Britain was able to succeed in this aspect because of their centralized operational system. The British military controlled all of their ships as if it were a giant game of Stratego – navigating the seas based on where they believed the wolf packs of the German U-boats would be searching. The Americans, on the other hand, did not utilize this strategy. Admiral King did not believe the higher-ups in the military should be telling the ships’ captains what to do or how to navigate their vessels. They believed in allowing their captains to remain independent and make their own decisions. However, this strategy is not effective in fighting U-boats. This strategy works perhaps when navigating your way through a business deal on Wall Street, or when managing a sports team.
Throughout the Battle of the Atlantic, the Americans continued to rely on their technical capabilities to fight the U-boat problem – and it failed to say the least. Although they had the same information as the British, they refused to heed the suggestions of their friends across the ocean regarding their organizational structure, at first. But once the situation became out of control, the United States finally decided to establish Tenth Fleet, an organization within the Navy that was created solely to fight the German U-boats. In May 1943, Tenth Fleet garnered complete control of the U.S. Navy’s fight against U-boats. Having no ships of their own, the organization had the power to control every U.S. ship that would be battling in anti-submarine warfare. The purpose was to remain small and simple, while still working to dismantle the Germans’ submarines. Very quickly, they enjoyed tremendous success compared to the failure of the country’s clash in the early stages of the war.

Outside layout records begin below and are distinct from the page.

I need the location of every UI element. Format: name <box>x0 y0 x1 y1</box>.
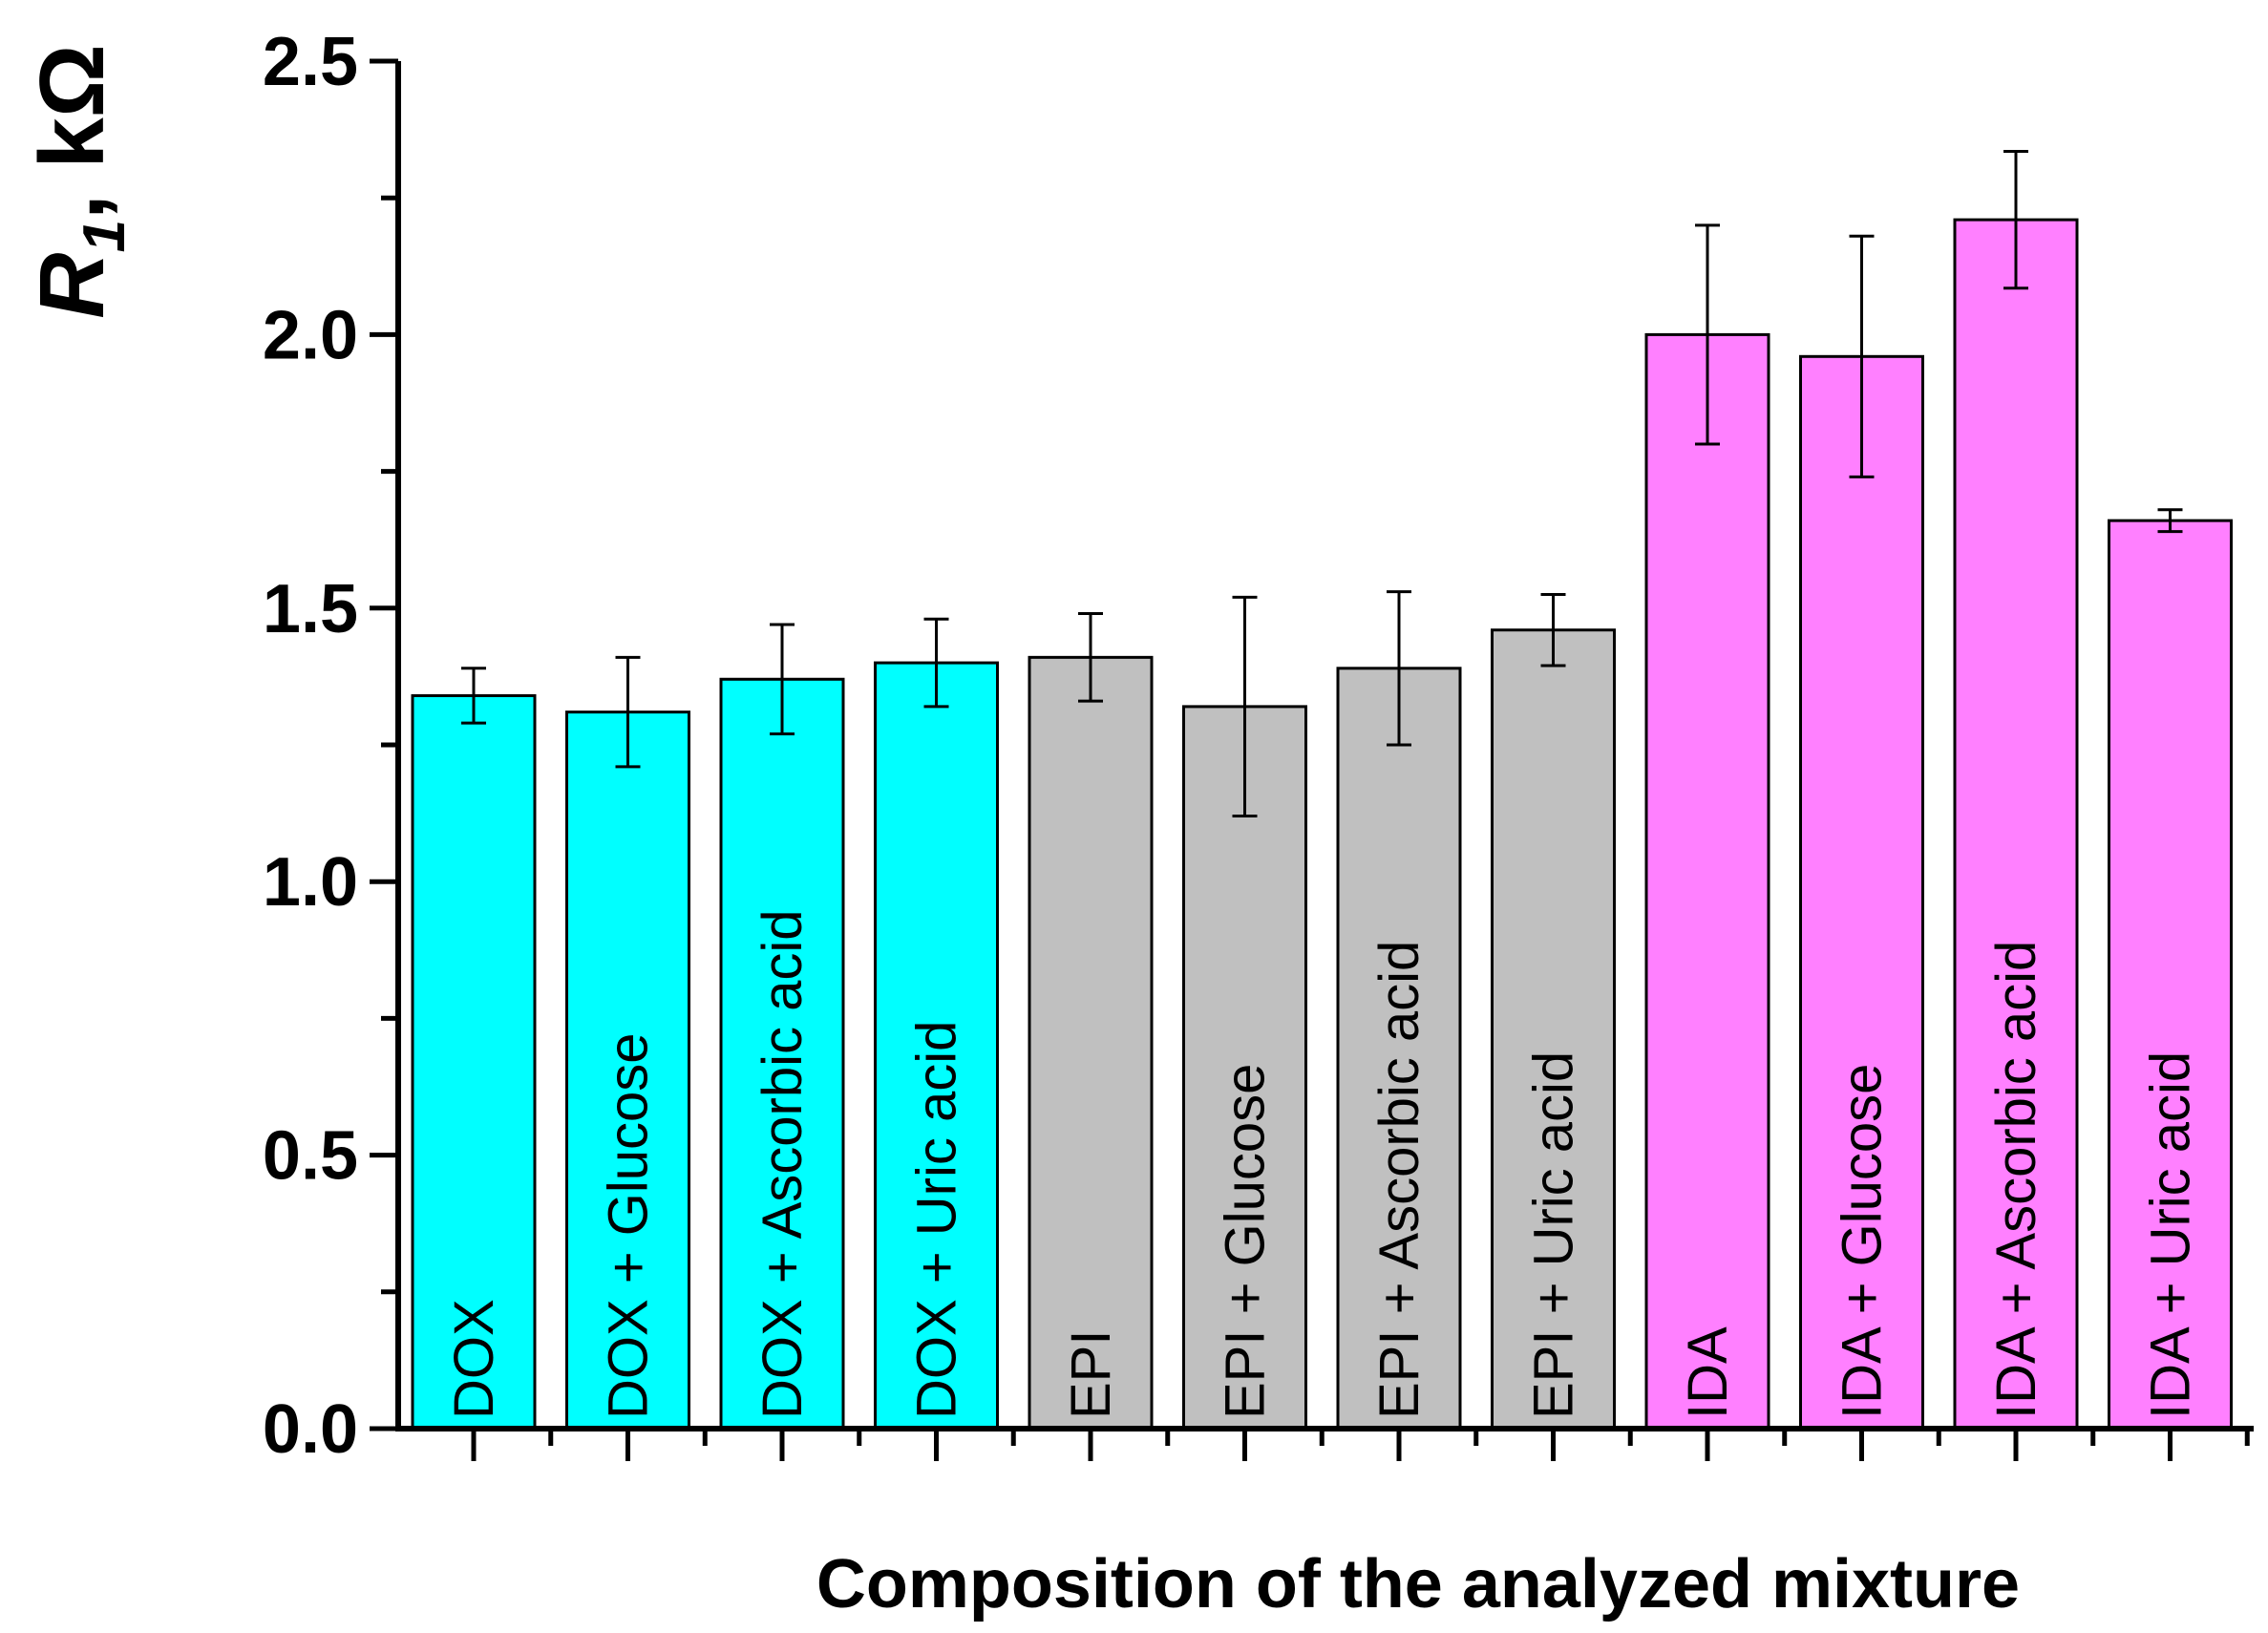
bar <box>874 661 999 1431</box>
x-ticks-layer <box>471 1429 2250 1461</box>
y-ticks-layer: 0.0 0.5 1.0 1.5 2.0 2.5 <box>263 24 398 1468</box>
bar <box>1028 655 1154 1431</box>
bar-labels-layer: DOX DOX + Glucose DOX + Ascorbic acid DOX +… <box>443 910 2202 1420</box>
bar-category-label: IDA + Ascorbic acid <box>1985 941 2047 1419</box>
bar-category-label: DOX + Glucose <box>598 1032 660 1419</box>
y-tick-label: 1.5 <box>263 571 358 647</box>
y-tick-label: 2.0 <box>263 297 358 373</box>
bar-category-label: EPI + Uric acid <box>1523 1051 1585 1419</box>
bar <box>1644 332 1770 1431</box>
bars-layer <box>411 218 2233 1431</box>
bar <box>1336 667 1462 1431</box>
bar-category-label: EPI <box>1060 1330 1122 1420</box>
bar-category-label: DOX + Uric acid <box>906 1021 968 1419</box>
y-axis-subscript: 1 <box>72 220 138 252</box>
bar-category-label: IDA <box>1677 1326 1739 1419</box>
y-tick-label: 2.5 <box>263 24 358 100</box>
bar <box>2108 519 2233 1431</box>
bar-category-label: DOX <box>443 1299 505 1419</box>
error-bars-layer <box>461 150 2183 817</box>
bar-category-label: EPI + Glucose <box>1215 1064 1277 1419</box>
y-tick-label: 0.5 <box>263 1118 358 1195</box>
x-axis-title: Composition of the analyzed mixture <box>816 1546 2020 1622</box>
bar-category-label: DOX + Ascorbic acid <box>752 910 814 1420</box>
bar-category-label: EPI + Ascorbic acid <box>1368 941 1431 1419</box>
y-tick-label: 0.0 <box>263 1391 358 1468</box>
bar <box>411 693 537 1431</box>
y-tick-label: 1.0 <box>263 844 358 921</box>
y-axis-title: R1, kΩ <box>21 44 138 319</box>
y-axis-unit: , kΩ <box>21 44 123 220</box>
bar-category-label: IDA + Uric acid <box>2140 1051 2202 1419</box>
bar <box>1799 354 1924 1431</box>
bar <box>1182 705 1307 1431</box>
y-axis-symbol: R <box>21 252 123 318</box>
bar <box>565 710 690 1431</box>
bar-category-label: IDA + Glucose <box>1832 1064 1894 1419</box>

In the 18 months before Tenth Fleet was formed, the United States sank 36 U-boats. In six months after its establishment, a whopping 75 U-boats plummeted to the bottom of the sea. “The creation of the Tenth Fleet didnot bring more talented individuals into the field of…anti-submarine warfare than had previous organizations,” Cohen continued in his book. “What Tenth Fleet did allow, by virtue of its organization and mandate, was for these individuals to become far more effective than previously.”
“When they finally realized their problem was social, they solved the problem, almost immediately,” Gladwell concluded. “The solution wasn’t in getting smarter. The solution was in understanding that there was a critical social component to performing more effectively. More important than that, they realized that the solution was in building a better institution, that if you build the right institution, people will flourish, and if you don’t, they won’t, regardless of how smart they are.”
The entire incident taught the United States – and the rest of the world – the power of organizational structure and the fact that the first, most logical explanation is not always the answer. The principle of Occam’s razor suggests that the simplest explanation or the hypothesis that makes the fewest new assumptions is the most effective. Often used in situations ranging from military battle to psychological studies, it had no place in this fatal U-boat dilemma the country struggled with during a crucial point of World War II. The simplest explanation would indeed have been to spend more money, or fire their leader, or even just continue to do what they did, assuming the problem would fix itself.
The answer to their problems was to tear down the structure they had and completely rebuild, starting at the top. Keeping the same leader, spending the same amount of money, and utilizing the exact same information they gathered to begin with, the Navy succeeded in defending their country up to the German surrender, just by the creation of a small department that was ultimately shut down when the war ended two years later. The simplest and most logical explanation just might not be the right one. Sometimes it takes a second, third, or even fourth glance at the problem to reach the ultimate goal.